For instance here, it says although dentist in 31 states are allowed to reopen and perform elective procedures, the CDC recommends dentists only provide emergency services. As it stands, the agency does not have any published protocol on how to safely offer non-emergency services. But even for emergency services the CDC says, “that if a surgical mask and a full face shield are not available, do not perform any emergency dental care. Refer the patient to a clinician who has the appropriate PPE.“
Of course, this is really important for a lot of dentist because they don’t want to have even one patient get COVID-19 from them. And that’s understandable, especially when you look at the history of HIV and how it was spread potentially back in 1993, when there was a New York Times article on this topic. And according to the story during the AIDS crisis, dentists were seen by some people as a mechanism for transmitting the deadly disease. We certainly don’t want a repeat of that.
Now because of this vacuum in terms of the American Dental Association and the CDC, a lot of dentists have been relying on groups composed of, for instance, New York city-based periodontists, oral surgeons and general dentists like the one here in the story because they need information on what they need to do to open up their dental office.
And as the article says there’s a number of people who are employed by dental offices and they are being furloughed or no longer employed and says here that the number of Americans working in dental offices has plunged by more than 53 percent since February.
And so there’s less patients coming in the dentist have to pay more money for the PPE that is going to keep them in business and keep their patients safe. And all at the same time, there’s going to be more and more patients that aren’t going to seek dental care. And as they say here in the article, “that’s the last thing I want to see,” he said. “They could easily cause an oral health crisis if everyone stops seeing their dentists.”
The mouth and the teeth are not detached from the body and when the teeth become inflamed, this leads to a number of problems. It can increase the risk of pneumonia and as we’ve already talked about oxidative stress is the result of infections and things of that nature. Coronary disease is connected with periodontal disease as well. So you can’t have good medical health unless you have good dental health as well.

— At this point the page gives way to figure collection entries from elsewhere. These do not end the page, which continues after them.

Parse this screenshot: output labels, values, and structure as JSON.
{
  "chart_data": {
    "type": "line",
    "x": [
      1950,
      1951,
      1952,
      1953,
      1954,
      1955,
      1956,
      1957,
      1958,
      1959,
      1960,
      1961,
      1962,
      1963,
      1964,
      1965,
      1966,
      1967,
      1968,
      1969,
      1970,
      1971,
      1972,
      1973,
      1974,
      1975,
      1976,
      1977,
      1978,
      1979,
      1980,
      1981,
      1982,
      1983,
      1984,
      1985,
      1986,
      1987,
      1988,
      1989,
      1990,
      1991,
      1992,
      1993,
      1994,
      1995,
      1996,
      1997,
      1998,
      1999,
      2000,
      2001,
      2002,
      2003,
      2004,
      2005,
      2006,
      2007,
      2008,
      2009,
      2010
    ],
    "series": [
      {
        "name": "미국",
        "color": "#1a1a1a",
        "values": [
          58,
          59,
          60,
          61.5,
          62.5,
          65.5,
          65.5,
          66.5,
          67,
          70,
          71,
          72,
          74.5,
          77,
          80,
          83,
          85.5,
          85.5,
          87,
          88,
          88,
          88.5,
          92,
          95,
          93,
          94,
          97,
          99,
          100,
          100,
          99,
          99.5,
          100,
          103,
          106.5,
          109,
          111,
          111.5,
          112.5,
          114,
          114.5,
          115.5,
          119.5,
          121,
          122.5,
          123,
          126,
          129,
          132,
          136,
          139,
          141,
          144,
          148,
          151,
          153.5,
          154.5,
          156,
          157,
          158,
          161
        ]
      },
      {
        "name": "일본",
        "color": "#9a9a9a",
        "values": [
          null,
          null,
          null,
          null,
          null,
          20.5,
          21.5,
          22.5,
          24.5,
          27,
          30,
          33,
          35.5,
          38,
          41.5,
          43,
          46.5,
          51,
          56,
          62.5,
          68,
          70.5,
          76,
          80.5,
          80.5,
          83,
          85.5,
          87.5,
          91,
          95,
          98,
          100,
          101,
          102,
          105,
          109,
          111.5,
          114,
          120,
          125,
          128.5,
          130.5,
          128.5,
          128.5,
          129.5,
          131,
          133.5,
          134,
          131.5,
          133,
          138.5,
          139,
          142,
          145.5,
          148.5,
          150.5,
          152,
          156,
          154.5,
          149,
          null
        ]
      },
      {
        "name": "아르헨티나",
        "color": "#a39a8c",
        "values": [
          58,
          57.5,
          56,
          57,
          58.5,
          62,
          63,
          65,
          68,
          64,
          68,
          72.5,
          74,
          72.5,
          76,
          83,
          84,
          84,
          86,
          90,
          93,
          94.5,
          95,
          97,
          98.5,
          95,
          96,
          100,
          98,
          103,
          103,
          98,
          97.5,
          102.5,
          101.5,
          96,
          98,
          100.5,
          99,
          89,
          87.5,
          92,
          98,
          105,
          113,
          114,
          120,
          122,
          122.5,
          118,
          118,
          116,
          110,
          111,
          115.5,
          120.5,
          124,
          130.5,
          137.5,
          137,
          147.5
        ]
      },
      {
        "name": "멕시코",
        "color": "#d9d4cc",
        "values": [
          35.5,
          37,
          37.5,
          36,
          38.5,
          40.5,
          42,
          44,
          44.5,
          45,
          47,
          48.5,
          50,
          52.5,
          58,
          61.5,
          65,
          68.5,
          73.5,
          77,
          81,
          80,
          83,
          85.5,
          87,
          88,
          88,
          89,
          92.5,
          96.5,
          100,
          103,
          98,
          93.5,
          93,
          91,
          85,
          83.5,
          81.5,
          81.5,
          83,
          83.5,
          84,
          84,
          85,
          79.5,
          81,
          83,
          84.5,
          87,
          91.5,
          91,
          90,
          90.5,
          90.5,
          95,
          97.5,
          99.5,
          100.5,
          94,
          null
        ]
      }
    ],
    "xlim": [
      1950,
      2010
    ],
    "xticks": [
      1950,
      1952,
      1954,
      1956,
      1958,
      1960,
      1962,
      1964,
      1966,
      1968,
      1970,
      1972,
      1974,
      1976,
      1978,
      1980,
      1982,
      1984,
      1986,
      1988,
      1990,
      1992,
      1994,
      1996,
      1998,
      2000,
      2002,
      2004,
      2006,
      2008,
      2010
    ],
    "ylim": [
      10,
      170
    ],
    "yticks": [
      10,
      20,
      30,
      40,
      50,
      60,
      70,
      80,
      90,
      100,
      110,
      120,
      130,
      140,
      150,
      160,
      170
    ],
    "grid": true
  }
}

And I believe a problem that we have in this country is that dentistry is seen as a luxury. I mean it’s carved out. There’s a different dental insurance plan. And it seems as though that decision makers feel that it’s not essential to have good dental health and while I know that the CDC have a lot of things on their hands, I really do hope that they come up with recommendations fairly quickly that they can give to the American Dental Association to get dental offices back open because if we wait for everyone have a toothache we’re waiting way too long. Thanks for joining us.